Ser Ciappelletto con una falsa confessione inganna uno santo frate, e muorsi; et essendo stato un pessimo uomo in vita, in morte è reputato per Santo, e chiamato san Ciappelletto.”
Un libro di novelle già battezzato dai benpensanti; scandaloso. Ma noi che pensiamo male lo consideriamo un’opera d’arte.
Decameron dal greco Deka; dieci e hemera; giorno.Decamerone_illustrazione.gif
Per sfuggire alla peste nera alcuni ragazzi (sette donne e tre uomini), fuggono dalla civitas e per dieci giorni passano il tempo rancontandosi dieci novelle, divertenti,  erotiche, fantasriche. Ricordo vagamente come le interpretò Pier Paolo Pasolini, anche in quel tempo l’opera fu censurata, ma stendiamo un velo pietoso su un Italia bigotta e ancora in ritardo di evoluzione…

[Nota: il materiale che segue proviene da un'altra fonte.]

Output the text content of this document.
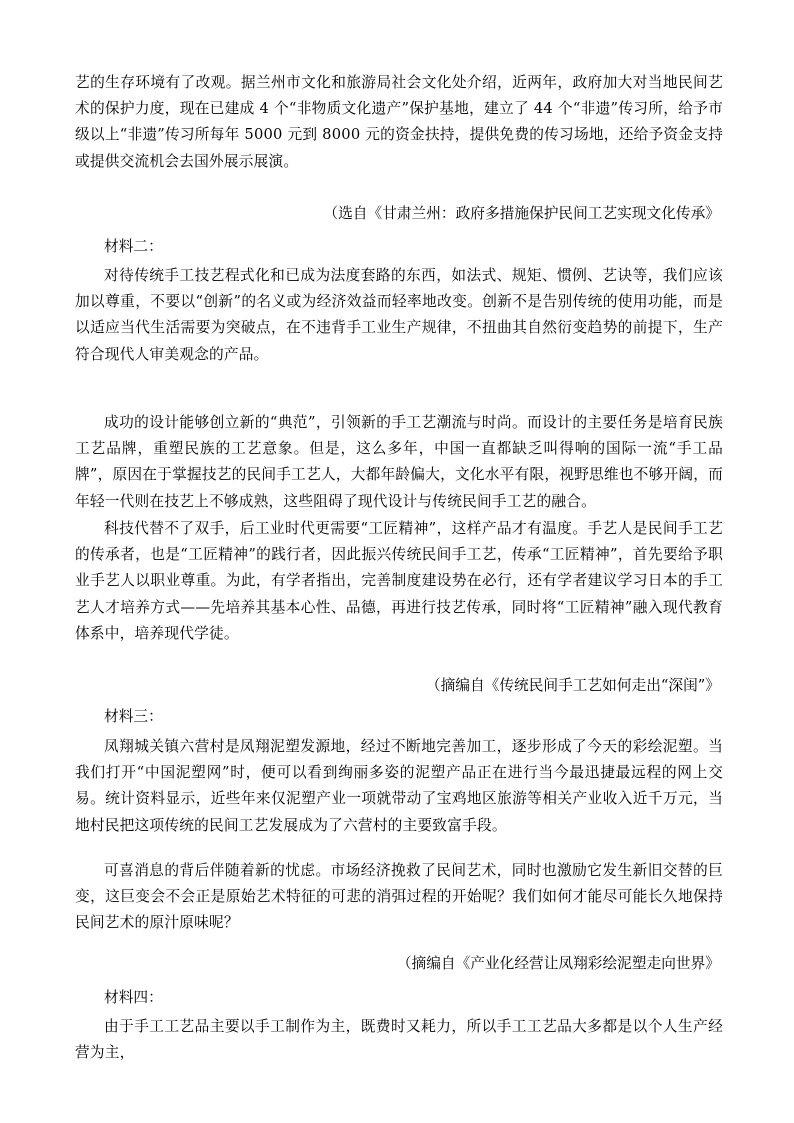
艺的生存环境有了改观。据兰州市文化和旅游局社会文化处介绍，近两年，政府加大对当地民间艺术的保护力度，现在已建成 4 个“非物质文化遗产”保护基地，建立了 44 个“非遗”传习所，给予市级以上“非遗”传习所每年 5000 元到 8000 元的资金扶持，提供免费的传习场地，还给予资金支持或提供交流机会去国外展示展演。

（选自《甘肃兰州：政府多措施保护民间工艺实现文化传承》

材料二：

对待传统手工技艺程式化和已成为法度套路的东西，如法式、规矩、惯例、艺诀等，我们应该加以尊重，不要以“创新”的名义或为经济效益而轻率地改变。创新不是告别传统的使用功能，而是以适应当代生活需要为突破点，在不违背手工业生产规律，不扭曲其自然衍变趋势的前提下，生产符合现代人审美观念的产品。

成功的设计能够创立新的“典范”，引领新的手工艺潮流与时尚。而设计的主要任务是培育民族工艺品牌，重塑民族的工艺意象。但是，这么多年，中国一直都缺乏叫得响的国际一流“手工品牌”，原因在于掌握技艺的民间手工艺人，大都年龄偏大，文化水平有限，视野思维也不够开阔，而年轻一代则在技艺上不够成熟，这些阻碍了现代设计与传统民间手工艺的融合。

科技代替不了双手，后工业时代更需要“工匠精神”，这样产品才有温度。手艺人是民间手工艺的传承者，也是“工匠精神”的践行者，因此振兴传统民间手工艺，传承“工匠精神”，首先要给予职业手艺人以职业尊重。为此，有学者指出，完善制度建设势在必行，还有学者建议学习日本的手工艺人才培养方式——先培养其基本心性、品德，再进行技艺传承，同时将“工匠精神”融入现代教育体系中，培养现代学徒。

（摘编自《传统民间手工艺如何走出“深闺”》

材料三：

凤翔城关镇六营村是凤翔泥塑发源地，经过不断地完善加工，逐步形成了今天的彩绘泥塑。当我们打开“中国泥塑网”时，便可以看到绚丽多姿的泥塑产品正在进行当今最迅捷最远程的网上交易。统计资料显示，近些年来仅泥塑产业一项就带动了宝鸡地区旅游等相关产业收入近千万元，当地村民把这项传统的民间工艺发展成为了六营村的主要致富手段。

可喜消息的背后伴随着新的忧虑。市场经济挽救了民间艺术，同时也激励它发生新旧交替的巨变，这巨变会不会正是原始艺术特征的可悲的消弭过程的开始呢？我们如何才能尽可能长久地保持民间艺术的原汁原味呢？

（摘编自《产业化经营让凤翔彩绘泥塑走向世界》

材料四：

由于手工工艺品主要以手工制作为主，既费时又耗力，所以手工工艺品大多都是以个人生产经营为主，
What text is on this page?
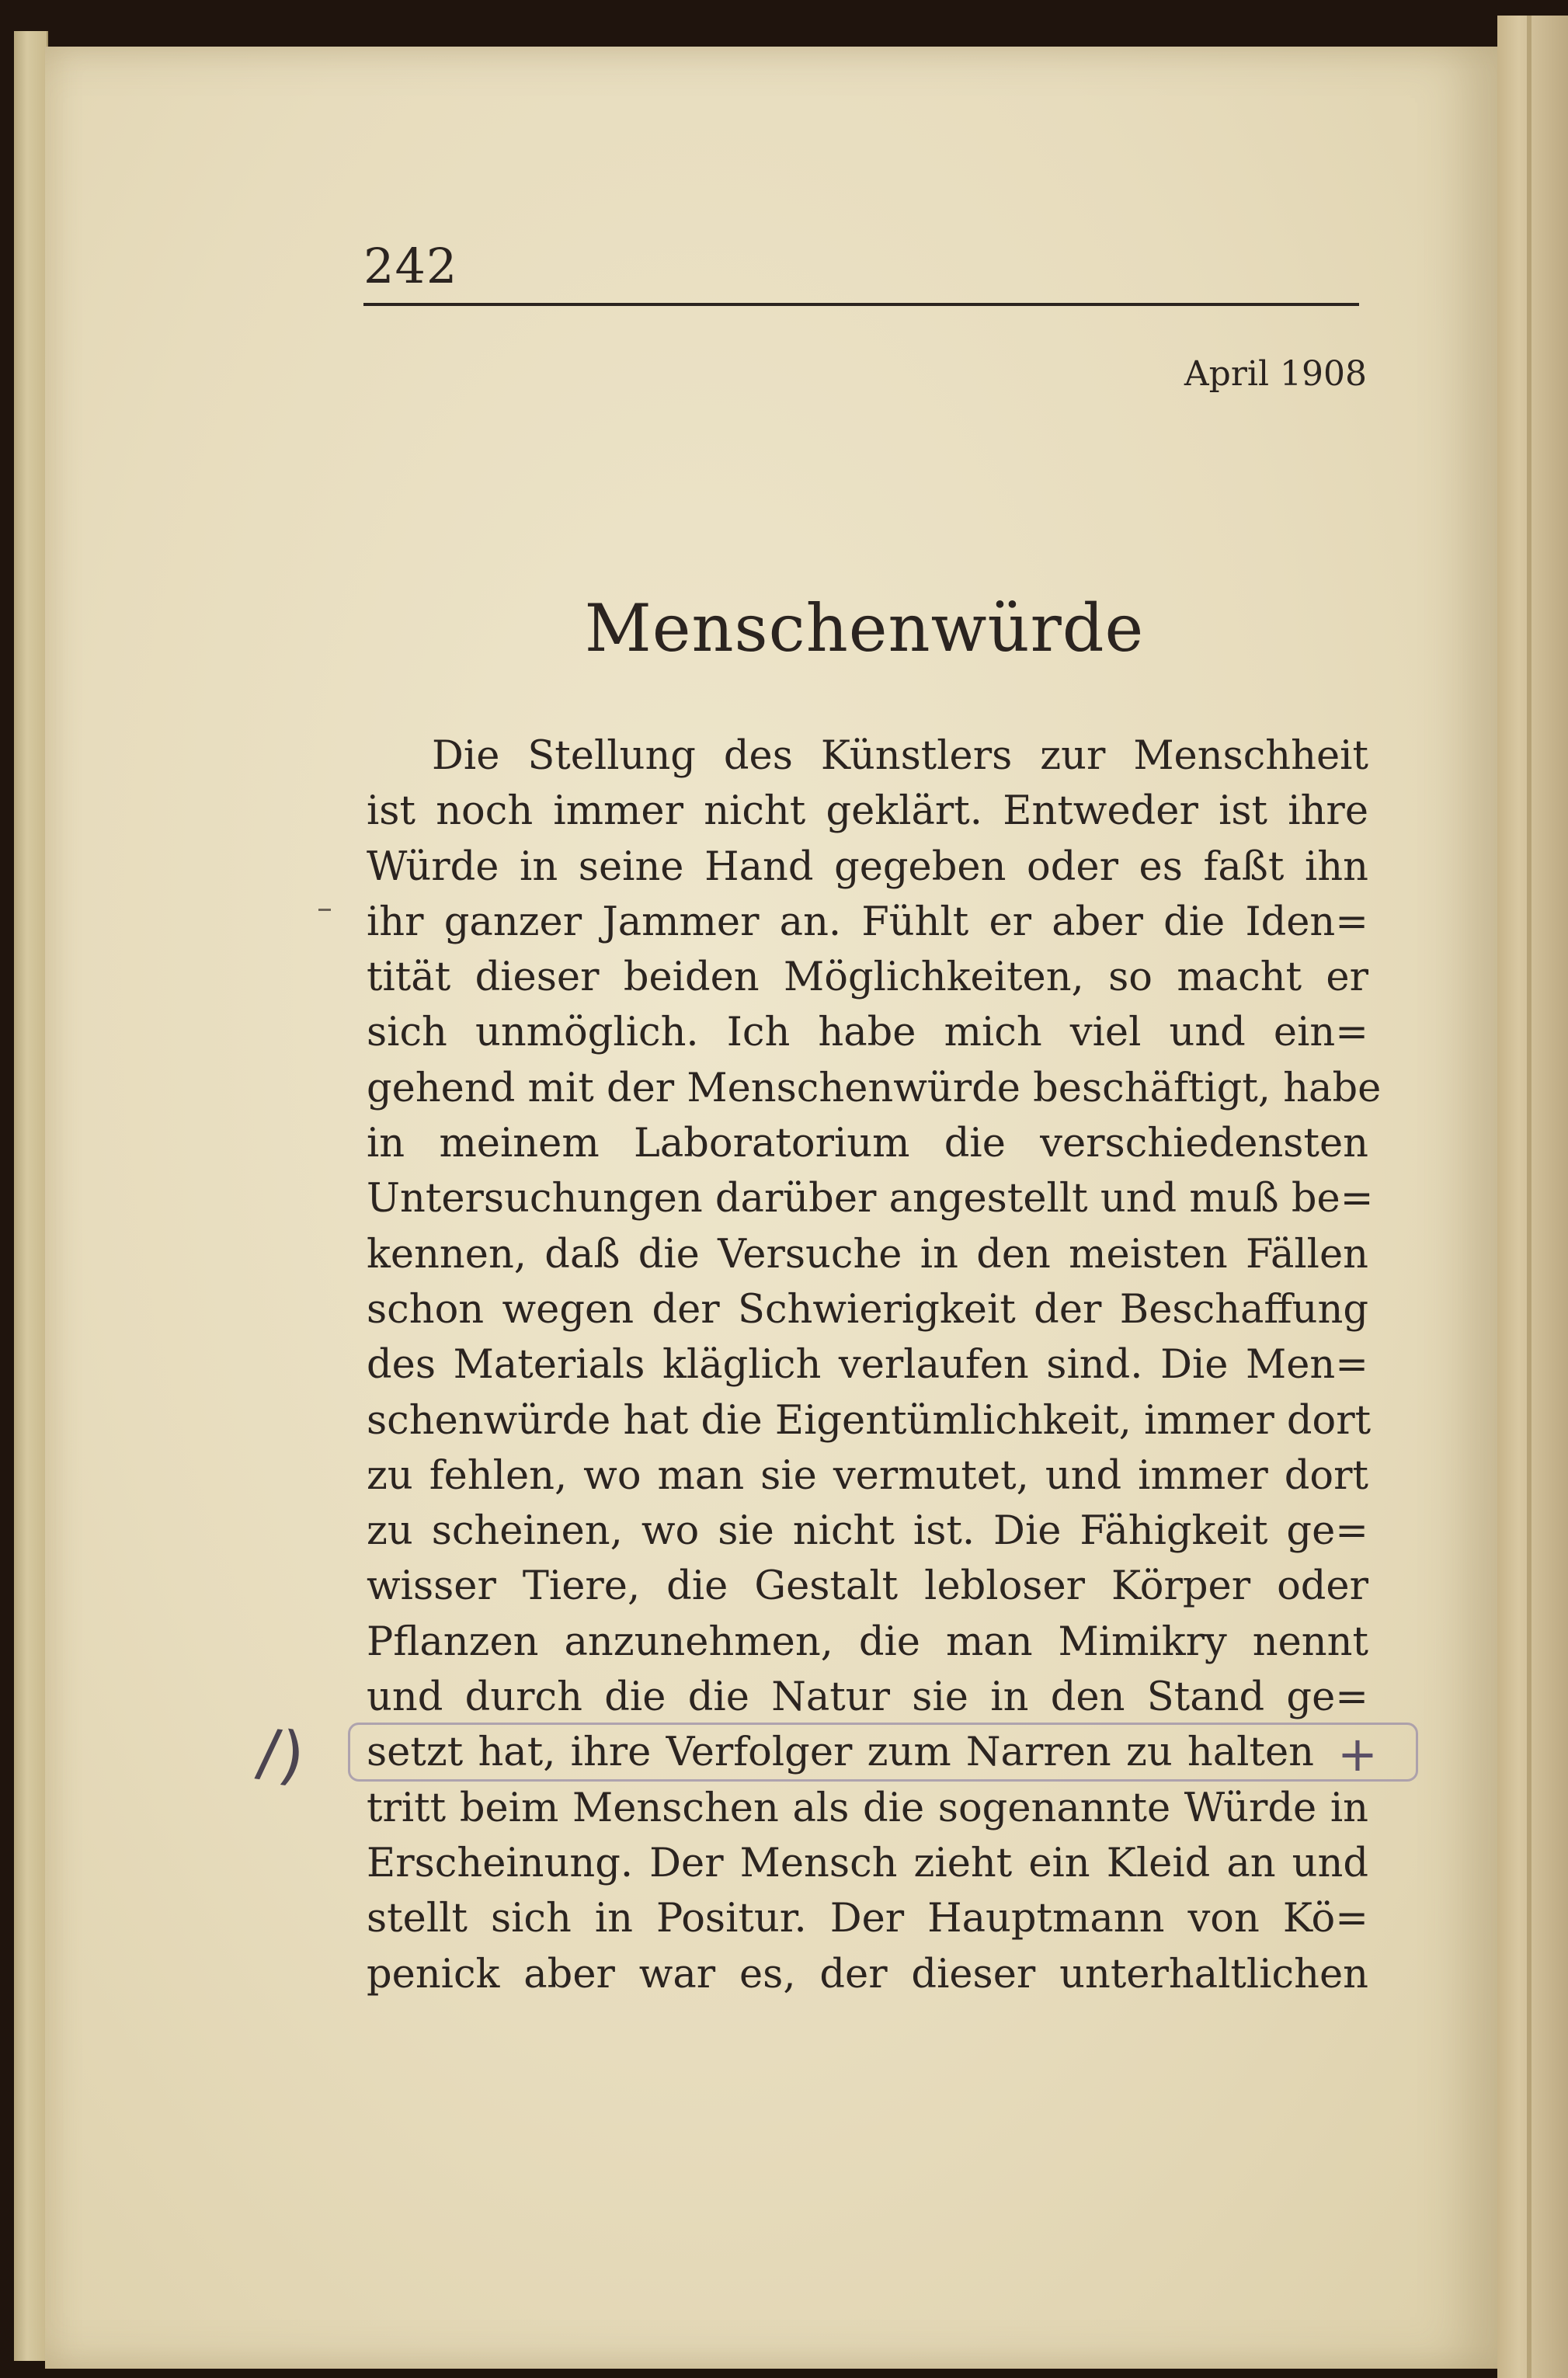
242
April 1908
Menschenwürde
Die Stellung des Künstlers zur Menschheit
ist noch immer nicht geklärt. Entweder ist ihre
Würde in seine Hand gegeben oder es faßt ihn
ihr ganzer Jammer an. Fühlt er aber die Iden=
tität dieser beiden Möglichkeiten, so macht er
sich unmöglich. Ich habe mich viel und ein=
gehend mit der Menschenwürde beschäftigt, habe
in meinem Laboratorium die verschiedensten
Untersuchungen darüber angestellt und muß be=
kennen, daß die Versuche in den meisten Fällen
schon wegen der Schwierigkeit der Beschaffung
des Materials kläglich verlaufen sind. Die Men=
schenwürde hat die Eigentümlichkeit, immer dort
zu fehlen, wo man sie vermutet, und immer dort
zu scheinen, wo sie nicht ist. Die Fähigkeit ge=
wisser Tiere, die Gestalt lebloser Körper oder
Pflanzen anzunehmen, die man Mimikry nennt
und durch die die Natur sie in den Stand ge=
setzt hat, ihre Verfolger zum Narren zu halten
tritt beim Menschen als die sogenannte Würde in
Erscheinung. Der Mensch zieht ein Kleid an und
stellt sich in Positur. Der Hauptmann von Kö=
penick aber war es, der dieser unterhaltlichen
/)	+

Leggendo le righe dal volume, certo si fa un pò difficoltà a mettere insieme una “scorrevolezza” di lettura, ma per un tipo paziente sarà di facile cattura. Personalmente ne leggo qualcosa ogni tanto, una pagina su tante, richiede a volte qualche minuto in più per tradurre in linguaggio corrente un Volgare ben forte. Ma vi assicuro di divertente attenzione, non fosse altro che per avvicinarsi un po ai modi di esprimersi di sicentocinquanta anni fa.


Panfilo era della sua novella diliberato, quando il Re, nulla compassion mostrando all’Andreuola, riguardando Emilia, sembianti le fe’ che a grado gli fosse che essa a coloro che detto aveano, dicendo, si continuasse; la qual senza alcuna dimora fare incominciò: […]
– Care compagne, la novella detta da Panfilo mi tira a doverne dire una in niuna cosa alla sua simile, se non che, come l’Andreuola nel giardino perdé l’amante, e così colei di cui dir debbo: e similmente presa, come l’Andreuola fu, non con forza, nè con vertù, ma con morte inopinata si diliberò della corte.”
Di certo si troveranno in commercio edizioni con “traduzioni a fronte”, ma saranno necessariamente dei tomi enormi, in ogni caso vale cercare e leggerne, e pensare che noi sette secoli or sono ci esprimevamo in siffatta moda.
Auguri.

Editore: Tumminelli
pagine: 675 (due volumi) illustrato da: Livio Apolloni
ISBN: non esisteva edizione del 1964!
prezzo: impossibile da sapere, non c’è. Due volumi avuti in “eredità” nella casa dove ora vivo, dal signor Antonio Fabrizi, mio suocero, che non ho avuto la fortuna di conoscere.